"Maestro, hay un mensaje del portero. Heidi quiere verte. ¡Y ha llegado con cuatro coches!"
Justo cuando Finnegan había terminado de tratar a Diecisiete y Diecinueve y salió de la habitación, Hailey recibió casualmente una llamada telefónica.
Finnegan, que estaba a punto de descansar, frunció el ceño.
"¿Qué hora es ya?"
Miró el reloj. Ya pasaba la una de la madrugada.
Hailey especuló, "Maestro, ¿crees que la familia Juneau podría estar planeando algo, como atacarte?"
Finnegan bajó las escaleras. "Si la familia Juneau tuviera malas intenciones, Heidi no habría dejado que el portero transmitiera el mensaje. Además, como profesional médica, no habría venido.

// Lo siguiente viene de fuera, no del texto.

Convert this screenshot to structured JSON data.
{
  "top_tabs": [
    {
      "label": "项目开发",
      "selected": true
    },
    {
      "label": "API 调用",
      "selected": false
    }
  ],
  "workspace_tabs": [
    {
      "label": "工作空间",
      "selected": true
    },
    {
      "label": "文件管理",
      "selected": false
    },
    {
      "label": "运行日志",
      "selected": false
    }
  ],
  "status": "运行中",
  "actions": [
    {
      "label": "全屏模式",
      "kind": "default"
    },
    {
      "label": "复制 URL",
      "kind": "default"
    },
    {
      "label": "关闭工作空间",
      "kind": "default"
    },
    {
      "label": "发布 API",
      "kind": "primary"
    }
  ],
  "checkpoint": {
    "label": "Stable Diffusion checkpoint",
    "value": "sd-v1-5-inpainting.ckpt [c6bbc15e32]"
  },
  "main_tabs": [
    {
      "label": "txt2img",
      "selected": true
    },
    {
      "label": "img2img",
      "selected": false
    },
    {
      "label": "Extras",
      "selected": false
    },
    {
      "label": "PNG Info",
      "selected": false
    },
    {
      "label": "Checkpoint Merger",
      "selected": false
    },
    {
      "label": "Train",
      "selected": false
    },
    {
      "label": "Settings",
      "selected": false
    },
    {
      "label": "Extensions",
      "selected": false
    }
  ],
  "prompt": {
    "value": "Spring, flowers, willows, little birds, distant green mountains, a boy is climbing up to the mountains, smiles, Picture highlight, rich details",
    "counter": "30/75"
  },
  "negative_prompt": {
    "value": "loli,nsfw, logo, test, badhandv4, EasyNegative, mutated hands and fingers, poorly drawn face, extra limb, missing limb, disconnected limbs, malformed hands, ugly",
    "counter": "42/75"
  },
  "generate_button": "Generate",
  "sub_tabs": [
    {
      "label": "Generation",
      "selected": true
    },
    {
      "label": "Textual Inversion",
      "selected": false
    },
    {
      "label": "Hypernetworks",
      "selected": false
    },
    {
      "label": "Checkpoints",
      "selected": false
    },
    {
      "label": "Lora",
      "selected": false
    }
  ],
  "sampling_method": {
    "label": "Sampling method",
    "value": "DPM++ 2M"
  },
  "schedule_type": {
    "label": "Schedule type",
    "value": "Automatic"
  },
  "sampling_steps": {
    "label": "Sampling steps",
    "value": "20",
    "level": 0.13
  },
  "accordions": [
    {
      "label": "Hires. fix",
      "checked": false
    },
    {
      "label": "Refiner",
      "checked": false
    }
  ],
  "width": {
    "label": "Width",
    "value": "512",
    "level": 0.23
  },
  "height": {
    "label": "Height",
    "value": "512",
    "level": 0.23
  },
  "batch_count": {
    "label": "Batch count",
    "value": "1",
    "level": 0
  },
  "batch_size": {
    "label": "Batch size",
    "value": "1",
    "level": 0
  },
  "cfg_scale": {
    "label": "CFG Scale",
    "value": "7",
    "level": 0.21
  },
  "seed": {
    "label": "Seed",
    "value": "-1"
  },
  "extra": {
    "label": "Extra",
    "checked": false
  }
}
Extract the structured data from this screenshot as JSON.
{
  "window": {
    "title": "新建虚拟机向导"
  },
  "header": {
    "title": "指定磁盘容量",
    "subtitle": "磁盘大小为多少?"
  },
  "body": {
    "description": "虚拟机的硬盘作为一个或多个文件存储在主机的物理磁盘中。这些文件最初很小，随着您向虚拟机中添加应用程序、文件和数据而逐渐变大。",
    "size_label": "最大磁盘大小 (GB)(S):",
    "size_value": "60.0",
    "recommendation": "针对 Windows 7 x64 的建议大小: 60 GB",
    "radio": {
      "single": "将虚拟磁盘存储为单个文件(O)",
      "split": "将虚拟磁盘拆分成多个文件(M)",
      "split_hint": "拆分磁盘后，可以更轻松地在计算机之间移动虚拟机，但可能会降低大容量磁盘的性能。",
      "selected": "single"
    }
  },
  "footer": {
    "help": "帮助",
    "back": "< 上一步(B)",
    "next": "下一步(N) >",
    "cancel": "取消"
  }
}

Entonces, ¿por qué no dejarla subir y ver qué quiere?"
Poco después, los cuatro coches de la familia Juneau llegaron a la Villa Hidden Dragon No. 2.
Uno de ellos era un monovolumen.
La puerta del coche se abrió, y Serbia fue la primera en bajar, seguida de cerca por Heidi.
"Señor Lemus, ¡perdón por la molestia!"
Finnegan miró al grupo de más de diez élites de la familia Juneau. Solo entonces dirigió su atención a Heidi, una mujer que irradiaba un encanto único en medio de su madurez. "Sra. Juneau, ¿una visita nocturna con tal séquito? ¿Qué te trae aquí?"
Heidi respondió, "La condición de Grace empeoró hace poco. Esperaba que pudieras echarle un vistazo."
¿Hmm?
Finnegan se sorprendió.
Sus ojos se abrieron incontrolablemente.
¿Quieren mi ayuda?
Se volvió para mirar a Hailey, con una mirada llena de interrogantes.
¿No entendí mal, verdad?
Hailey también estaba mirando a Grace con una expresión peculiar.
¿Quiere la ayuda del Maestro?
¿Esto es real?
Heidi notó su reacción y se sintió algo incómoda. "Sé que es un poco presuntuoso, incluso inapropiado. Pero como médico y tía abuela de Grace, ¡todavía espero que puedas ayudar!"
Al darse cuenta de que realmente había venido a buscar su ayuda, Finnegan no pudo evitar reír. "Sra. Juneau, ¡realmente tienes sentido del humor! ¿Alguna vez has visto a alguien abofetear a otra persona, no dar explicaciones y luego dar la vuelta para pedir su ayuda?"
Esa era la naturaleza de su relación con Grace en ese momento.
Grace aún no había explicado sus acciones anteriores, ¿por qué debería devolver hostilidad con amabilidad?
Además, fue su culpa que Grace se enfermara, y no prestaría generosamente una mano sin obtener algo a cambio.
Heidi dijo, "Sr. Lemus, los médicos deberían ser compasivos. Yo—"
Finnegan levantó la mano para interrumpirla. "Es cierto, los médicos deberían ser compasivos, pero yo no soy tan noble. Además, Grace dijo que la familia Juneau tiene el mejor conocimiento médico. ¿No es un poco inferior pedir mi ayuda?"
"Sra. Heidi, Serbia, la Sra. Juneau ha vuelto a vomitar sangre."
En ese momento, una mujer con una expresión ansiosa salió corriendo del coche.
Inmediatamente, Serbia salió corriendo.
Heidi logró contener su ansiedad, sabiendo que su presencia no haría ninguna diferencia en este punto. Finnegan era su única esperanza. "Sr. Lemus, el arte de curar es ilimitado. Si Grace dijo algo inapropiado antes, simplemente estaba siendo ingenua. Por favor, no te lo tomes a mal. ¿Qué haría falta para que eches una mano solo esta vez?"
Finnegan miró profundamente a Heidi, su interés despertado. "Sra. Juneau, al pedirme de esta manera, básicamente estás admitiendo que las habilidades médicas de tu familia son inferiores a las mías. ¿No temes objeciones de tu familia?"
Heidi respondió firmemente: "Estoy segura de que mi familia no aprobará. Pero si ignoramos la muerte de Grace solo para salvar las apariencias, ¡no podré vivir conmigo misma! Además, nunca he considerado que la familia Juneau tenga los mejores conocimientos médicos. Si hay áreas en las que fallamos, ¡así sea! ¡Estoy dispuesta a admitirlo!"